- Born: 30 July 1965 (age 60) Aligarh, Uttar Pradesh, India
- Children: 2(sons)
- Police career
- Country: India
- Department: IPS
- Status: DGP & Chief of RPF
- Rank: DGP RPF (July 2023-July 2025) DGP NHRC (July 2022-June 2023) SDG IB (August 2021-July 2022) DGP Haryana Police (February 2019- August 2021)
- Badge no.: 19881003
- Batch: 1988
- Cadre: Haryana
- Awards: President's Police Medal for Distinguished Service Police Medal for Meritorious Service United Nation Peace Keeping Medal United Nation Foreign Service Medal (Kosovo)

= Manoj Yadava =

Indian Police Service officer

Manoj Yadava (born 30 July 1965) is a retired Indian Police Service (IPS) officer who served as Director General of Railway Protection Force and former Director General of Police of Haryana Police. He had previously held the post of joint Director of the Intelligence Bureau at the Union Home Ministry (MHA).

== Early life ==
Yadava was born in Aligarh, Uttar Pradesh, India.

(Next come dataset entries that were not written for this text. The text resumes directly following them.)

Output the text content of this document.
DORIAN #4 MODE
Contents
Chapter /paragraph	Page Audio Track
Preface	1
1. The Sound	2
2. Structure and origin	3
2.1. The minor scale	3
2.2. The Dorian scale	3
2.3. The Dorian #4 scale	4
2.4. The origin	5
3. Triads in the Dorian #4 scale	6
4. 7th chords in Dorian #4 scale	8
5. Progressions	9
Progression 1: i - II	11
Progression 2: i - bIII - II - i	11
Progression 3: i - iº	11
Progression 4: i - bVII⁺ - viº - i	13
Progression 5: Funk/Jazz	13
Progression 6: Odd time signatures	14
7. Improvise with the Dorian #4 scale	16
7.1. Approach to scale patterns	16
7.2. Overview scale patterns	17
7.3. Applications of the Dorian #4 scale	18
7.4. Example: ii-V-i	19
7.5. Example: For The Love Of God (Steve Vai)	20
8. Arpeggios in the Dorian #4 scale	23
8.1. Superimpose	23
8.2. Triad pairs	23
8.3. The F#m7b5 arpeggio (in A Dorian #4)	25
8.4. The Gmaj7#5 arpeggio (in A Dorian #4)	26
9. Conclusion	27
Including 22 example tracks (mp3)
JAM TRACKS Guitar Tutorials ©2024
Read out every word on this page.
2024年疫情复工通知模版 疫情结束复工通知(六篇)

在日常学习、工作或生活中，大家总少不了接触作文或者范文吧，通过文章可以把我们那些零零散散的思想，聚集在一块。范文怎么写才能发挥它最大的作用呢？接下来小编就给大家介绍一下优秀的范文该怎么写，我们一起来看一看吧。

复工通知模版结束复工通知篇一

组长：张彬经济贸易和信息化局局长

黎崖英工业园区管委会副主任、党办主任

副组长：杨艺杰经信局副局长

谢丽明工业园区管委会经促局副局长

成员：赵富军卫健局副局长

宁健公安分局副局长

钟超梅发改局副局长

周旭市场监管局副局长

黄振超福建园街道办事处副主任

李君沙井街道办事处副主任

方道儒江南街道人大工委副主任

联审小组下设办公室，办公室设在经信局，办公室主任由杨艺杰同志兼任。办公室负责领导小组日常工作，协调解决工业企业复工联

His elder son, Aditya Vikram Yadav, IAS, has secured the rank 72 in UPSC 2018 and is currently serving as the District Magistrate (DM) of Sivasagar district in Assam. His younger son, Aniruddh Yadav, is also an IAS officer. Aniruddh secured the All-India Rank (AIR) 08 in the UPSC Civil Services Exam-2022 result.

== Career ==
Yadav was appointed to the IPS in 1988. He has worked as SP in many districts of Haryana.

He joined the Intelligence Bureau in February 2003. On 18 February 2019, he was appointed as Director General of Police, Haryana. On 7 January 2021, the Haryana government extended his tenure till further orders.

He was replaced by the incumbent Prashanta Kumar Agrawal, an IPS officer of the 1988 batch, on 16 August 2021. Yadav was appointed in 2023 as the Director General of Police or head of the Railway Protection Force, where he served until 2025.